Although the number of businesses using contract hire to fund their fleet has risen in recent years, according to a report from 2014, 37% of the UK’s largest fleet-running companies still outright purchase.
Whilst there are still some advantages to ownership, cash flow is still the main driver when it comes to switching to contract hire. By freeing up capital otherwise trapped in asset ownership, this gives companies the opportunity to invest in their core business.
Easier said than done? Remember, costs shouldn’t be judged by the monthly rental figure alone. Often you have to look a little closer to see the true breakdown of a quote. For instance, there may be a hefty pre-loaded deposit or initial rental fee that makes the monthly figure look better than it really is.
Opted for maintenance contract hire? Check this includes tyres. Some contract hire and leasing providers don’t include tyres as standard, and a new full set of tyres, including fitting and disposal, could easily set you back £500.
Also, think about what happens at the end of the contract. Businesses can be penalised by hefty end of contract recharges for any damage that falls outside of fair wear and tear. Just think, the £10 a month you saved upfront could be undone in one by a nasty £1,000 fine at the end. Look for a contract hire provider who manages this process differently. For example, our approach is to cut out the ‘middle man’ and do all our assessing in-house. We also offer customer’s the opportunity to visit us and the vehicle on-site to help cut through any confusion or miscommunication.
What price do you put on good customer service? Like most service providers, you get what you pay for. If you’re happy the level of service you receive is reflective of the price you pay, then you’re onto a winner.
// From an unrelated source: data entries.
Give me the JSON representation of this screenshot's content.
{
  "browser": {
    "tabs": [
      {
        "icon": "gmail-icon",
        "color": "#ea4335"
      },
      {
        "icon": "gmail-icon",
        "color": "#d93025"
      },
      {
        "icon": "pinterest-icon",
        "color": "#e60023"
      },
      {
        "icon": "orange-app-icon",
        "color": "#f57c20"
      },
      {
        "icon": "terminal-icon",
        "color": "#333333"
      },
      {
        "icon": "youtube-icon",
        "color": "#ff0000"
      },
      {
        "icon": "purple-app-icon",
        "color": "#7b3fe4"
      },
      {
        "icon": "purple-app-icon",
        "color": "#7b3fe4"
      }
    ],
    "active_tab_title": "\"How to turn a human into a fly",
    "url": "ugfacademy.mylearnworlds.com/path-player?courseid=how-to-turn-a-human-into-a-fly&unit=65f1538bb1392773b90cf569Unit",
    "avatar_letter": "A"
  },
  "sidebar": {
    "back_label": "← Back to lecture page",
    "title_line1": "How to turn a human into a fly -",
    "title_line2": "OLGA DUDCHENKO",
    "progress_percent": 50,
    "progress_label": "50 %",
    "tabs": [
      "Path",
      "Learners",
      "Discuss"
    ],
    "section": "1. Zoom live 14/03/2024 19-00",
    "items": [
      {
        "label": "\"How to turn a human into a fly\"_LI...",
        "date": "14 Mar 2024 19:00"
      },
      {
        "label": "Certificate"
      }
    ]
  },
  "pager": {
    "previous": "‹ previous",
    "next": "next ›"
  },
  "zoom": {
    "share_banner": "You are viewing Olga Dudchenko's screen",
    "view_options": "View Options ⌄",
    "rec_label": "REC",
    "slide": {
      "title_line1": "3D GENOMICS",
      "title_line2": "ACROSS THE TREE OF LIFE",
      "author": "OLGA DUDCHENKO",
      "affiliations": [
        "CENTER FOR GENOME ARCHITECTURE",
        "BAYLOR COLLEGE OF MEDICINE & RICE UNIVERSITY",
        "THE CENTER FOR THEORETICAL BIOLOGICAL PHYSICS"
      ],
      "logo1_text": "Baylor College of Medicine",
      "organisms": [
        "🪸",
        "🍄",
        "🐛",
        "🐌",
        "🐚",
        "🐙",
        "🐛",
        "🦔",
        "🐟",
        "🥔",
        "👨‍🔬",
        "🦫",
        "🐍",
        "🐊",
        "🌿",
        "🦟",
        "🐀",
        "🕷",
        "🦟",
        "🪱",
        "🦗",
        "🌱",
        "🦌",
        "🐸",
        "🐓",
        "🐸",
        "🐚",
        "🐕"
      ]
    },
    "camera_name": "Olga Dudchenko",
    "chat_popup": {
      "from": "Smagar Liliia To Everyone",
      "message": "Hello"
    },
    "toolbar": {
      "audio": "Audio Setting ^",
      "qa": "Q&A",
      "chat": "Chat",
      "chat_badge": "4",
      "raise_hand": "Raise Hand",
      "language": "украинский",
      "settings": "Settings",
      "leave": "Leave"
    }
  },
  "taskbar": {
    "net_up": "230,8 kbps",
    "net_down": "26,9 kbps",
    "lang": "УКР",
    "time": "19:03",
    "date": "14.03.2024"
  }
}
Your fleet policy should encompass all aspects when it comes to employees having access to a company vehicle. Laws and regulations are being updated all the time and these should be reflected in your fleet policy.
If you’ve not updated your fleet policy in a while, then now is the time to give it some serious thought…
The forthcoming removal of taxation privileges to salary sacrifice schemes in April could mean your employees could suddenly be paying a lot more BIK tax for their vehicle. Also, the new Vehicle Excise Duty (VED) banding is offering more taxation relief to companies who opt for ultra-low emission vehicles (ULEVs).
When it comes to fleet and vehicle policies, the answer is unfortunately not a ‘one size fits all’ approach. Each business is different and in turn, so are their requirements when it comes to company cars.
We recommend going back to the basics. Take a closer look at what the function of a company vehicle is:
- What is the purpose of this vehicle?
- How many miles do you expect that vehicle to do?
- Does it need special features?
- What’s the most efficient powertrain?
- Do you need to offer different types of vehicle for different job roles, banding etc.?
- What flexibility do you need to offer your employees when is comes to salary sacrifice or cash allowance schemes?
Also, think about availability. Certain models, engines and even colours can affect the lead time for vehicle deliveries. If you need cars to be available quickly then perhaps consider reducing the amount of factory options or speak to your provider for more information about vehicles that are ready and available now.
Above all there’s a lot of things to consider. A fleet and vehicle policy review could be a good place to start. Seek advice, speak to the experts who do this for a living and understand from them some tried and tested models.
This is both internally and externally.
As the role of Fleet Manager has developed over the years, and other departments such as Finance and HR now play a more prominent role, the ownership of vehicle fleet has become unclear.
Within your business, try to bring together all aspects of fleet management so there is one central point of control. Where this is a considerable challenge, perhaps look at outsourcing your fleet management to a specialist company.
If you are able to still effectively manage your fleet in-house, then certainly look at streamlining how many suppliers you use. Many contract hire providers nowadays also offer additional fleet support services such as short term leasing, driver licence checks, fuel cards and accident management. By having just one or two reliable third party contacts you could save yourself a lot of time and hassle.
Getting buy-in from your senior management team can be a real sticking point.
Sometimes the knowledge gap between Fleet Managers and Directors can be difficult to bridge, as each has different agendas and areas of expertise.
By investing time and effort in finding a contract hire provider that becomes a business partner rather just another supplier means you can look to them for support when engaging with key stakeholders. Usually a contract hire provider sold their services to you and made you believe that they could deliver, so get them to do the same for your senior management team.
The people behind the business can make all the difference and the team at Sandicliffe Motor Contracts are only too happy to help when it comes to making life easier for our customers. Things like visiting you at your workplace, delivering presentations and meeting key decision makers are just a few examples of how we make it our business to build meaningful working relationships that last the journey.